Он вернулся к амбару, включил свет и огляделся. Что-то изменилось: в пыльном темном помещении чувствовалось что-то странное, то, чего здесь никогда раньше не было. Нет, наоборот — чего-то не хватало, что-то отсутствовало, как крест на месте бледного пятна. Льюин пошел по амбару; ноги несли его прямо к той комнате, где лежала куча ломаной мебели. Ему казалось, что деревяшки шевелятся, перемещаются, оседают.
Да. Этого-то он и боялся. Зверь вырвался на свободу.
— Поймала!
Полина кинулась на Сэма, он с сухим смехом увернулся, протиснулся между двумя кормушками и опять спрятался. Ей придется идти вокруг. Она вздохнула. Сэм играл в эту игру гораздо лучше, чем ей хотелось: она чувствовала себя ветераном тенниса, которого гоняет юная калифорнийская выскочка с хвостиком. Ладно, еще пять минут — и она предложит ему другую игру, такую, чтобы можно было играть сидя. Во что-нибудь более интеллектуальное. Например, притворяться спящими.
* * *
— Миссис Лукас сказала, что вы перестали писать, — сказала доктор Каванах, глядя на собранную настороженную женщину, сидевшую перед ней. Как только Адель вошла в комнату, доктор сразу же почувствовала перемену. Что-то разрешилось, что-то выяснилось.
— Да, я закончила.
— Очень жаль.
— Так я потом продолжу. Но не раньше, чем выйду отсюда. Я имею в виду, что пока закончила.
— Понимаю. — Доктор Каванах одарила Адель своей обаятельной широкой улыбкой. — Вы очень хорошо выглядите, Адель. Вы изменились.

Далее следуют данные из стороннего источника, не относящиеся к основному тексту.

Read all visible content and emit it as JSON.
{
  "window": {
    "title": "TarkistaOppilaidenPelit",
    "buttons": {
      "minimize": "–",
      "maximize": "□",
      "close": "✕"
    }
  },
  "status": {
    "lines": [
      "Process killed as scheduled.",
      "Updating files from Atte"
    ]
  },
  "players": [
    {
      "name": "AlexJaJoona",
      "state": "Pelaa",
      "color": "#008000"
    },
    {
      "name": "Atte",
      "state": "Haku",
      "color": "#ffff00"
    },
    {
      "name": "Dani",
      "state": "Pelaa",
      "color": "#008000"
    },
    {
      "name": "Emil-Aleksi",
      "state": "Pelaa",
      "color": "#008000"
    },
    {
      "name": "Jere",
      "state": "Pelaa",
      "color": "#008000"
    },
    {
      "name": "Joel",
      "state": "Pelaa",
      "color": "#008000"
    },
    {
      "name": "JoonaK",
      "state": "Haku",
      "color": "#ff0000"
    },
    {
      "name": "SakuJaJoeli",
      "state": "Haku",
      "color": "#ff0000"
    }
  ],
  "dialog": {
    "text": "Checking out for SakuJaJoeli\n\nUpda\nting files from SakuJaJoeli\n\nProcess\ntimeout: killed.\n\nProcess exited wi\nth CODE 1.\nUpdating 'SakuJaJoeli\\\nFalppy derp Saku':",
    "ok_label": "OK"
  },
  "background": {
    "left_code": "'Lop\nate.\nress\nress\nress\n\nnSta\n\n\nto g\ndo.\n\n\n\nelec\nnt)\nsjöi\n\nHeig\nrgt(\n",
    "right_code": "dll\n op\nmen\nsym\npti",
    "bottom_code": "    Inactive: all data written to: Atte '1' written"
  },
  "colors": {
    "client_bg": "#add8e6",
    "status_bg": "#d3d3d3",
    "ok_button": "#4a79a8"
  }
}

— Правда? Да, я чувствую себя гораздо лучше. Я все вспомнила. Все.
— Вы расскажете мне?
— Конечно.
Доктор Каванах внимательно слушала ее историю. Адель говорила внятно, свободно, без эмоций, но не равнодушно. Она говорила ясно и без запинки. Если бы не невероятное содержание, доктор Каванах вряд ли смогла бы отыскать у Адель признаки болезни. Она внимательно слушала, откинувшись в кресле.
* * *
Полина огляделась. Куда подевался этот маленький мерзавец? Он протиснулся между кормушками в обратном направлении, и к тому времени, когда она вернулась, его уже не было нигде.
— Сэм?
Овцы на соседнем поле одновременно вскинули головы, как будто они были привязаны к одной веревочке, и тут из сена появились руки и схватили ее за волосы. Она закричала. Руки дернули ее голову вниз, она ударилась лбом о твердый ржавый край металлической перегородки, потом еще раз. Потекла кровь, Полина упала в кормушку. Сэм выбрался из-под нее. Черт. Еще одна испортилась. Кровь стекала по волосам в сено. Он попытался вытащить Полину из кормушки, но она оказалась слишком тяжелой. Чертова чертовщина, как говорил отец. Потом его осенило. Он обошел кормушку, напрягся и изо всех сил попытался ее толкнуть. Она не сдвинулась с места. Черт. Он толкнул еще раз, и на этот раз колесики прокрутились; еще один толчок — и кормушка покатилась. Трава на поле была аккуратно выщипана овцами, которые доедали последний дюйм, оставленный коровами, так что движению ничто не мешало. Кормушка со скрипом катилась вперед, позади нее стонал и хрипел Сэм.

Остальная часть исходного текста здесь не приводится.